IFN-α Boosting of Mycobacterium bovis Bacillus Calmette Güerin-Vaccine Promoted Th1 Type Cellular Response and Protection against M. tuberculosis Infection

1Unidad Académica de Ciencias Biológicas, Laboratorio de Bioquímica Molecular e Inmunobiologia, Universidad Autónoma de Zacatecas, Av. Preparatoria S/N. Col. Agronómicas, 98066 Zacatecas, ZAC, Mexico
2Catedra-CONACYT, Avenida Insurgentes Sur 1685, Guadalupe Inn, 01020 Álvaro Obregón, CDMX, Mexico

Correspondence should be addressed to G. G. Guerrero; moc.liamg@9orerreugolg

Received 16 March 2017; Revised 13 June 2017; Accepted 22 June 2017; Published 27 September 2017

Academic Editor: Subash Babu

Copyright © 2017 C. E. Rivas-Santiago and G. G. Guerrero. This is an open access article distributed under the Creative Commons Attribution License, which permits unrestricted use, distribution, and reproduction in any medium, provided the original work is properly cited.

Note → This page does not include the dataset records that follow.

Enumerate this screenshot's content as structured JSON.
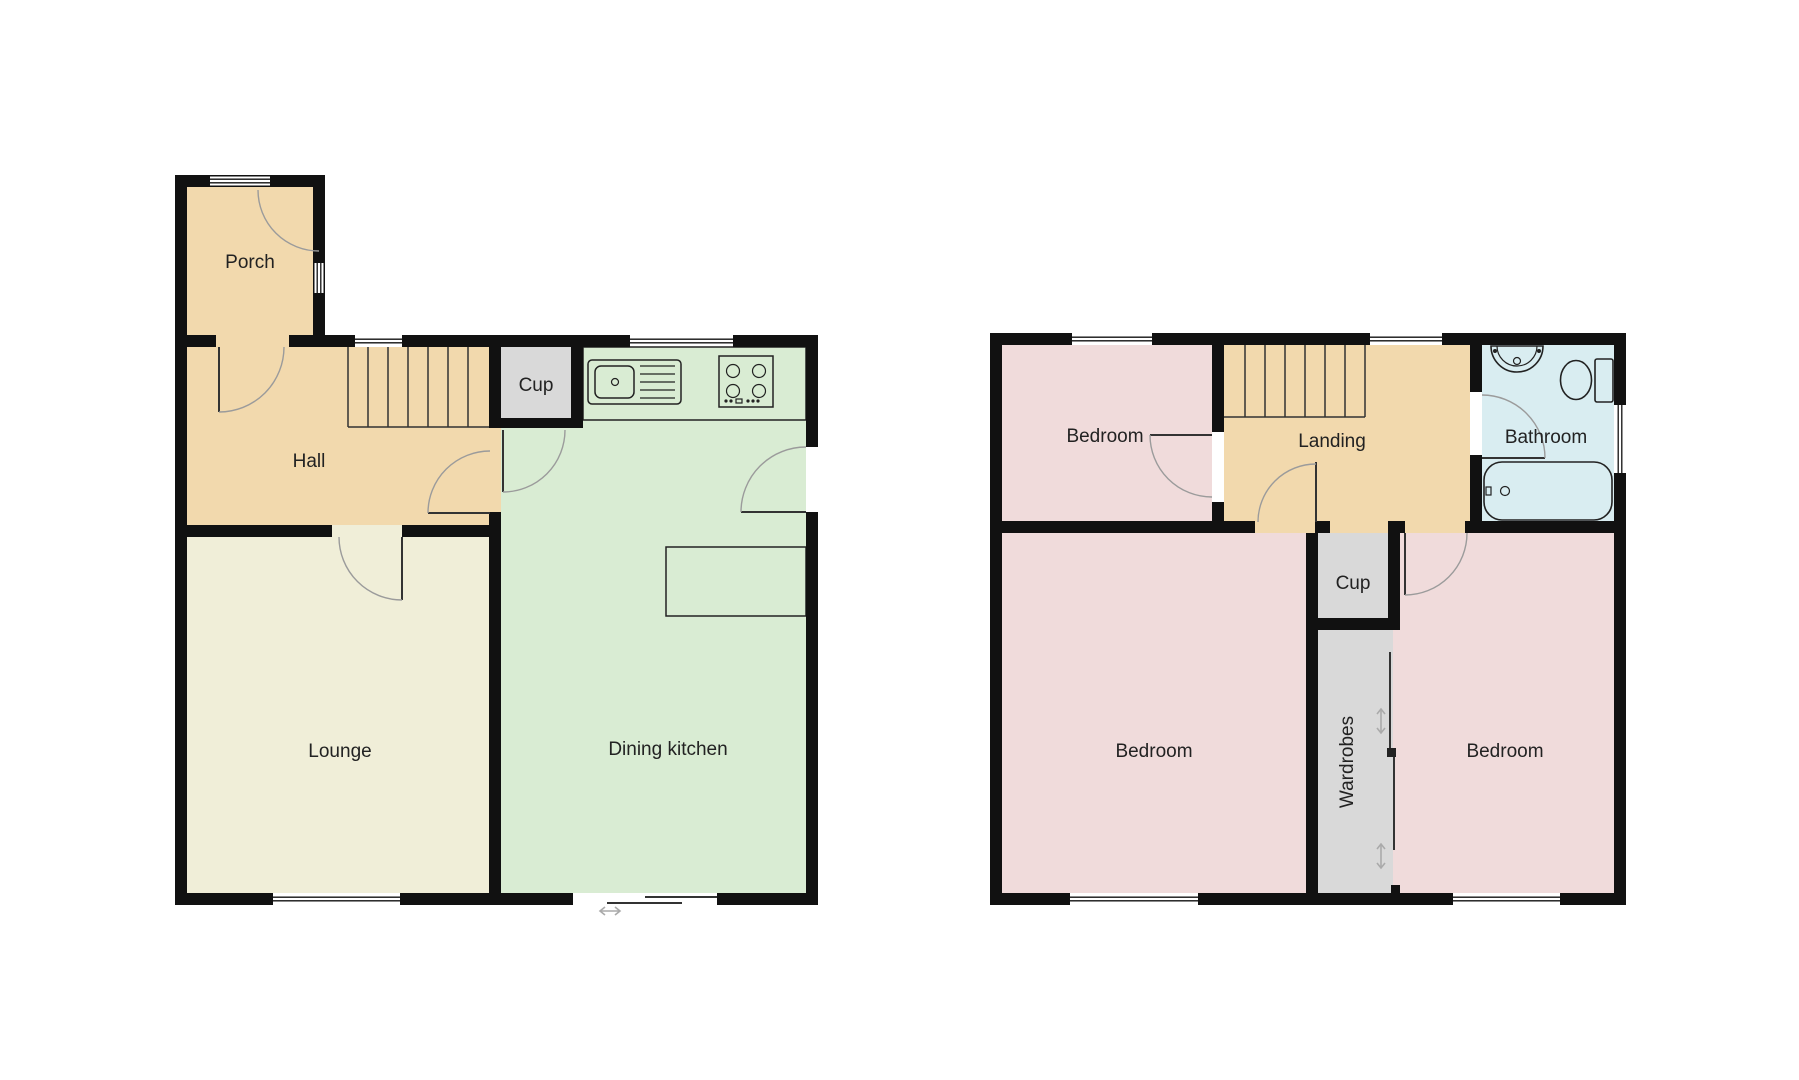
{
  "floorplan": {
    "colors": {
      "bg": "#ffffff",
      "wall": "#111111",
      "tan": "#f2d9ad",
      "pink": "#f0dbdb",
      "cream": "#f0eed8",
      "green": "#d9ecd3",
      "blue": "#d9edf1",
      "gray": "#d9d9d9",
      "arc": "#9b9b9b",
      "line": "#333333",
      "fixture": "#222222",
      "arrow": "#aaaaaa"
    },
    "ground": {
      "rooms": [
        {
          "name": "Porch",
          "color_key": "tan"
        },
        {
          "name": "Hall",
          "color_key": "tan"
        },
        {
          "name": "Cup",
          "color_key": "gray"
        },
        {
          "name": "Lounge",
          "color_key": "cream"
        },
        {
          "name": "Dining kitchen",
          "color_key": "green"
        }
      ],
      "fixtures": [
        "staircase",
        "kitchen-sink",
        "hob",
        "kitchen-counter",
        "table",
        "sliding-patio-door"
      ]
    },
    "first": {
      "rooms": [
        {
          "name": "Bedroom",
          "color_key": "pink"
        },
        {
          "name": "Landing",
          "color_key": "tan"
        },
        {
          "name": "Bathroom",
          "color_key": "blue"
        },
        {
          "name": "Cup",
          "color_key": "gray"
        },
        {
          "name": "Wardrobes",
          "color_key": "gray"
        },
        {
          "name": "Bedroom",
          "color_key": "pink"
        },
        {
          "name": "Bedroom",
          "color_key": "pink"
        }
      ],
      "fixtures": [
        "staircase",
        "wash-basin",
        "toilet",
        "bathtub",
        "wardrobe-sliding-doors"
      ]
    }
  }
}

The role of type I IFNs in the pathogenesis and control of mycobacterial infection is still controversial. It has been reported that type I IFNs exacerbated M. tuberculosis infection through hampering Th1 type cellular immune response. However, under certain conditions they can act as natural immune adjuvants for commercial vaccines. At this point, we have reported recently that successive IFN-alpha boosting of Mycobacterium bovis Bacillus Calmette Güerin (BCG) vaccinated mice protected adult mice from intradermal M. lepraemurium infection and a difference in iNOS was observed. In the present work, we have found that intramuscular IFN-α boosting of Mycobacterium bovis Bacillus Calmette Güerin (BCG) vaccine, either in vitro (human cell line or macrophages derived from PBMC) or in vivo (aerosol mouse model of MTb infection), promoted mostly the development of specific anti-antimycobacterial Th1 type cytokines (IFN-γ; IL-12, TNF-alpha, and IL-17; IL1β) while bacterial load reduction (0.9 logs versus PBS or BCG vaccine) was observed. These findings indicate that, under the experimental settings reported here, interferon alpha can drive or affect the TH cellular immune response in favour of BCG-inducing immunity against M. tuberculosis infection.